Not only do they enjoy taking risks, though, they need to take risks. In fact, some researchers have come to the conclusion that adolescents are “hard-wired” or “programmed” to take risks. The combination of risk-taking with our long history of exposing young people to sex and violence results in adolescent risk-taking that is based on images of humanity that are sensationalized, objectified and sexualized.
We know that television programming and advertising is riddled with violence and inappropriate sexual content, even in children’s programming. Countless studies have demonstrated a link between “positive” idealizing and acquired behavior. In other words, if the material children watch or absorb is largely violent or largely sexual, the behavior will be imitated. Tens of thousands of articles have been written about the effects of media of all kinds on our children’s development.
How do we as parents combat the media boogeyman?
First we recognize that not all risk-taking is bad, not all adolescents take unhealthy risks, and taking healthy risks is a positive and exciting part of growing up. In other words, the healthy risk-taking results in real accomplishments and even happiness. When a child wants to try out for the basketball team and risks failing in front of his peers, risks rejection and, ultimately, risks his manhood in trying such a thing – that is a healthy risk. Even if he doesn’t make the basketball team, the point is he was interested in going for an outcome that wasn’t guaranteed. He will learn something and gain valuable experience, even in his “failure.”

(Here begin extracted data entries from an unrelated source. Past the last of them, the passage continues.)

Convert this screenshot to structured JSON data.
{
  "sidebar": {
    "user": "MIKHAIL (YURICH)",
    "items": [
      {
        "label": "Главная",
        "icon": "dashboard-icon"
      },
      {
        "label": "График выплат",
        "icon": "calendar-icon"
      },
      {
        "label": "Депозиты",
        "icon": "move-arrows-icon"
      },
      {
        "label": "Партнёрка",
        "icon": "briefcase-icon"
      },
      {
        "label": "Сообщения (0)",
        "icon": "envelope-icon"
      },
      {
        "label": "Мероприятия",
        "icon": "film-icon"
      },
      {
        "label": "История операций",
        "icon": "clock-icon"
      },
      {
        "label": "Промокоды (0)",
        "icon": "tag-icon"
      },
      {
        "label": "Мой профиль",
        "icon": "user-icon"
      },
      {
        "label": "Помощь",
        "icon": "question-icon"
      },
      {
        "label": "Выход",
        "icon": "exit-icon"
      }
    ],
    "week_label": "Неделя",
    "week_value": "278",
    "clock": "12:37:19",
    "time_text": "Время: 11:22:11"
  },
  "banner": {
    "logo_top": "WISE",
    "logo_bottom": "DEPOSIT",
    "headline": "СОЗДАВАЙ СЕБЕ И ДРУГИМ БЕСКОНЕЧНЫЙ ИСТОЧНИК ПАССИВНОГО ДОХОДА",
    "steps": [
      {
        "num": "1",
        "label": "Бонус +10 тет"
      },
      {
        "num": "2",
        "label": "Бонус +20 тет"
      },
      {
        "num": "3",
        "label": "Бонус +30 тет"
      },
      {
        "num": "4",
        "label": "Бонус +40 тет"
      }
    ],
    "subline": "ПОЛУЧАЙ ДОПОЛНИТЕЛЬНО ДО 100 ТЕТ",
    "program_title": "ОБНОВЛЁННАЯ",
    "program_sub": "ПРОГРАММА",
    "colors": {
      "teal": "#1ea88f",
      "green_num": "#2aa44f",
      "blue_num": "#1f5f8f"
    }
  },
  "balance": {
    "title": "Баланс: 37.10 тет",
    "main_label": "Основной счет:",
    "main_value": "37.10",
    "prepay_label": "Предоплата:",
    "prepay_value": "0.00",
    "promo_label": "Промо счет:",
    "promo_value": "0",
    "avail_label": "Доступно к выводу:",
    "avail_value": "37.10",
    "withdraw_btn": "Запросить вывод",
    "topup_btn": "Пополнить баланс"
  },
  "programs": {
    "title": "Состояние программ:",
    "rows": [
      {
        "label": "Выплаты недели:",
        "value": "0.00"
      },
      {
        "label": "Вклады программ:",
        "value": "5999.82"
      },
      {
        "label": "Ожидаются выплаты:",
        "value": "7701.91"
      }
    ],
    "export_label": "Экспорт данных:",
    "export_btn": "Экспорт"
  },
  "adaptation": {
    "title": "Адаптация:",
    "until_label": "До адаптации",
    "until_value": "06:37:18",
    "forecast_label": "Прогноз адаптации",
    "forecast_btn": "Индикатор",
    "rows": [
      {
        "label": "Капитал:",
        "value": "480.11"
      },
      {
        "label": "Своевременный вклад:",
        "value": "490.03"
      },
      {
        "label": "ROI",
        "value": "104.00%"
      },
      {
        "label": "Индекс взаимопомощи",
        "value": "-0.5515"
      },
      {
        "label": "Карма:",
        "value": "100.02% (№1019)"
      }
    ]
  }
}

Now let’s think about a healthy online risk. How about risking rejection by submitting an original graphic design to a big contest? Or risking failure by setting up a website to raise money for a project or newly founded organization? Or even risking being made an outcast by peers to defend someone else? These are positive, healthy, growth-inducing risks, too.
Second, consider the benefits of using social media and the Internet, even for children. Critical reading, evaluation and thinking skills, research skills and access to worlds of information are all derived from recognizing and using the Internet as a tool.
Third, everyone, including you and your children, has opportunities to make all kinds of decisions in a relatively safe and low-impact environment.
Everyone can do good in the real world by advocating online for those less fortunate, raising money, or spreading awareness about injustices. Practicing critical research and reading, making decisions and doing good result in a sense of confidence and competence that are as important as risk-taking in an adolescent’s self-esteem.
These “horrible” social media applications, websites and technologies are flashes in the pan. The frenzy over Instagram will go the way of the pornography-selling news vendors of 1866. Of course there will be something else to take their place. In order to deal with that something else, both children and adults need to know that risks can and do mean growth, and exploration is safe, particularly when critical thinking and good decision-making are at the core of actions taken.
Amy Spies of Chatham raises two millennials, teaches and writes. An itinerant history and culture buff, she especially enjoys exploring how history repeats itself.